Tuesday, December 19, 2017

The Value of Lives vs. the Cost of Technology


Yesterday, a devastating train wreck in Dupont, Washington took human lives and caused serious injuries to dozens of passengers when a southbound train on its maiden high-speed voyage was about to encounter a looming, yet preventable, mini-Titanic situation.
Approaching a curve at 80 miles per hour instead of the designated 30-mile per hour limit, the speeding train (Amtrak Cascades 501)  could not reverse the laws of physics as it spilled its passenger-laden rail cars helter-skelter into the woods, off an overpass, and onto an interstate.
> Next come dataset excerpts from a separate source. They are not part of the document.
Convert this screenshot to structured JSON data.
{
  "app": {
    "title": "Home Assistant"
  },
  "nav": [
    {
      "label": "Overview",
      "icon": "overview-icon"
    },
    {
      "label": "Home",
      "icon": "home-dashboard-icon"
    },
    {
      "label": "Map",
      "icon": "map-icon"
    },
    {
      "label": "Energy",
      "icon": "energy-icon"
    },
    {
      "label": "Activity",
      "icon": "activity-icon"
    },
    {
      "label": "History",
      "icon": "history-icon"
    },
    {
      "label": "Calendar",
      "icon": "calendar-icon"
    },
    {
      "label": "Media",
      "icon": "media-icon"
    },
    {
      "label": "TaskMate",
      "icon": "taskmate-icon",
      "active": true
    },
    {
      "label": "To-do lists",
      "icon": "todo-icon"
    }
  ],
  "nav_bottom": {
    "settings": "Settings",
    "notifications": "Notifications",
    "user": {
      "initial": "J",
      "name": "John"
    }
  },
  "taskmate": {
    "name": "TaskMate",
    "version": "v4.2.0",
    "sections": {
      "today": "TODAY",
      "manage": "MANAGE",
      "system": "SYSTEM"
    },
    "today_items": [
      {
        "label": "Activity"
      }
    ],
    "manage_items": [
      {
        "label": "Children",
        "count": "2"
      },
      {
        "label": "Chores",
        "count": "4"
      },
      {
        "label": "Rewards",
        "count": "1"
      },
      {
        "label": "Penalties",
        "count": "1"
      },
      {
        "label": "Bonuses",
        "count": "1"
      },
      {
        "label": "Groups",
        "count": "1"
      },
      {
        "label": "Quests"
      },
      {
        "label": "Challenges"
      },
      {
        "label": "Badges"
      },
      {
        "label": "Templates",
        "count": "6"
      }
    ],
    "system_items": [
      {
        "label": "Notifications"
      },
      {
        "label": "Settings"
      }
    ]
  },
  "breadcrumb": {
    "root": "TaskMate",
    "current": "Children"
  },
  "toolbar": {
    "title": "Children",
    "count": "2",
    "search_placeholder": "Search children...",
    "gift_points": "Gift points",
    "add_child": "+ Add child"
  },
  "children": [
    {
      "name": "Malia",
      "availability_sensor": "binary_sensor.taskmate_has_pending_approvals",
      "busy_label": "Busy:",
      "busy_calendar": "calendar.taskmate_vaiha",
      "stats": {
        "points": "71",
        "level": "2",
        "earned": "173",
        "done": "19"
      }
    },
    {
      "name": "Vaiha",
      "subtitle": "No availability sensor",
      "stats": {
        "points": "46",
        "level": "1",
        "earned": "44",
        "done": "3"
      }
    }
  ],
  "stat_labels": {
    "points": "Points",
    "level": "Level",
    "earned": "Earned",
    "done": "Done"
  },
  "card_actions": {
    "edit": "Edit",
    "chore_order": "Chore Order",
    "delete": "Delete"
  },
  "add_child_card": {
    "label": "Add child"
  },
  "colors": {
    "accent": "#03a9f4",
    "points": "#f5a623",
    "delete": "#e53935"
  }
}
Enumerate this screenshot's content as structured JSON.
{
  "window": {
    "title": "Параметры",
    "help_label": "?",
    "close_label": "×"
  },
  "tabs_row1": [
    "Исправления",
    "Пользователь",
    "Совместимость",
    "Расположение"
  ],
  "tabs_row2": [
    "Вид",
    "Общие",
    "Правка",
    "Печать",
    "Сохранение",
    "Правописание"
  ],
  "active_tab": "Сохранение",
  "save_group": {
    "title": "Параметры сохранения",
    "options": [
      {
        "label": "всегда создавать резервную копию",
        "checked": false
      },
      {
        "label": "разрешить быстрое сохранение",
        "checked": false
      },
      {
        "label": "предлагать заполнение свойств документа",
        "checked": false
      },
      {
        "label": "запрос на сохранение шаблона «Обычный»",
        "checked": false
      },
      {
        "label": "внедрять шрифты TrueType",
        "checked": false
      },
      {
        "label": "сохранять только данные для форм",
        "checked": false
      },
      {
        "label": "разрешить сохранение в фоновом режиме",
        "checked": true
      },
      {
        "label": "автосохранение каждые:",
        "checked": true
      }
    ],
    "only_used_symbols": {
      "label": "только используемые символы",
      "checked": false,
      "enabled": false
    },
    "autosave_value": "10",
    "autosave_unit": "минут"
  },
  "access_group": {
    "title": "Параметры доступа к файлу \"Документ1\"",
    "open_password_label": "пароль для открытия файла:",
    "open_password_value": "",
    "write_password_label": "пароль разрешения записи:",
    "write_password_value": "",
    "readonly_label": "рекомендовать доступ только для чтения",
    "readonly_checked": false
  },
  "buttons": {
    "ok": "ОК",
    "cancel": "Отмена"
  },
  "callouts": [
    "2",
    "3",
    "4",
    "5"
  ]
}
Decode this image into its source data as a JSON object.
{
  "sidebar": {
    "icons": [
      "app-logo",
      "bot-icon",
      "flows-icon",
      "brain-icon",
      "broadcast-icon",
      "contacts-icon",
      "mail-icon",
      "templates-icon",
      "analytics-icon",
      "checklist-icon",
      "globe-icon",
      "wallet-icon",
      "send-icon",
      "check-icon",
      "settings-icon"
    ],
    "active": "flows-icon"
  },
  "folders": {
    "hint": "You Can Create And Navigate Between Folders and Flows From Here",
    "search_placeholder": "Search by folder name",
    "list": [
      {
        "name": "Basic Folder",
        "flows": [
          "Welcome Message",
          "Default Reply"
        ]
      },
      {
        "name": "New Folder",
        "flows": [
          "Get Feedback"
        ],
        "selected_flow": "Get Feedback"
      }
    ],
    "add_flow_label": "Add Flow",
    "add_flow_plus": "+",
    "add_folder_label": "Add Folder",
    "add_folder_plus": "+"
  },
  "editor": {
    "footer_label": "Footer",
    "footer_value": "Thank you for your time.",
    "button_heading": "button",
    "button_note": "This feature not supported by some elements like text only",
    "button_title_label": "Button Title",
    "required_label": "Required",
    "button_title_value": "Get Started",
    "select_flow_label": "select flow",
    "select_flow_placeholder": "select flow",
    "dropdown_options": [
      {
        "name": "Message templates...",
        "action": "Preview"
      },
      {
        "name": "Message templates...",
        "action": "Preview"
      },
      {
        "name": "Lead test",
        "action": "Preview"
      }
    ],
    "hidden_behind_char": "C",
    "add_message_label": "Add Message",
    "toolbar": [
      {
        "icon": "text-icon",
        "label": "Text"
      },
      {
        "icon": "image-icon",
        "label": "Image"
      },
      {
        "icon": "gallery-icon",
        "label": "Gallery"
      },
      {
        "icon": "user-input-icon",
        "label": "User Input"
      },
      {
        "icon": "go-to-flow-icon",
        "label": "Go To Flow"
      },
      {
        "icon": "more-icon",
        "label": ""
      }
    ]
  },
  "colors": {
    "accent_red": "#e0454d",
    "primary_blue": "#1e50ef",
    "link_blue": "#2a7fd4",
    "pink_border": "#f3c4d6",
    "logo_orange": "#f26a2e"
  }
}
The ensuing loss of life and injuries would not have occurred had the two new engines hauling these cars been equipped with fully operable GPS-guided Positive Train Control (PTC) technology.
These guidance and control systems automatically foresee the route ahead, calculate a train’s speed and, if excessive, gradually slow it or “stop it dead in its tracks.”  Better the train than its passengers.
However, Congressional lobbyists, Special Interest Groups, Federal Agency regulators, and the White House have delayed implementation of a Federal regulation that requires PTC systems to be installed on passenger rail lines nationally.
Too costly, they all lament.
Just what criteria did this within-the-Beltway group of individuals apply when it assigned a value to the potential for lives lost and maimed, as compared to the cost of a readily-available rail safety system?
Failure to move aggressively on this front highlights a badly skewed lack of balance between sane and effective regulation, its cost of implementation, public safety, and the insuperable power of lobbyists.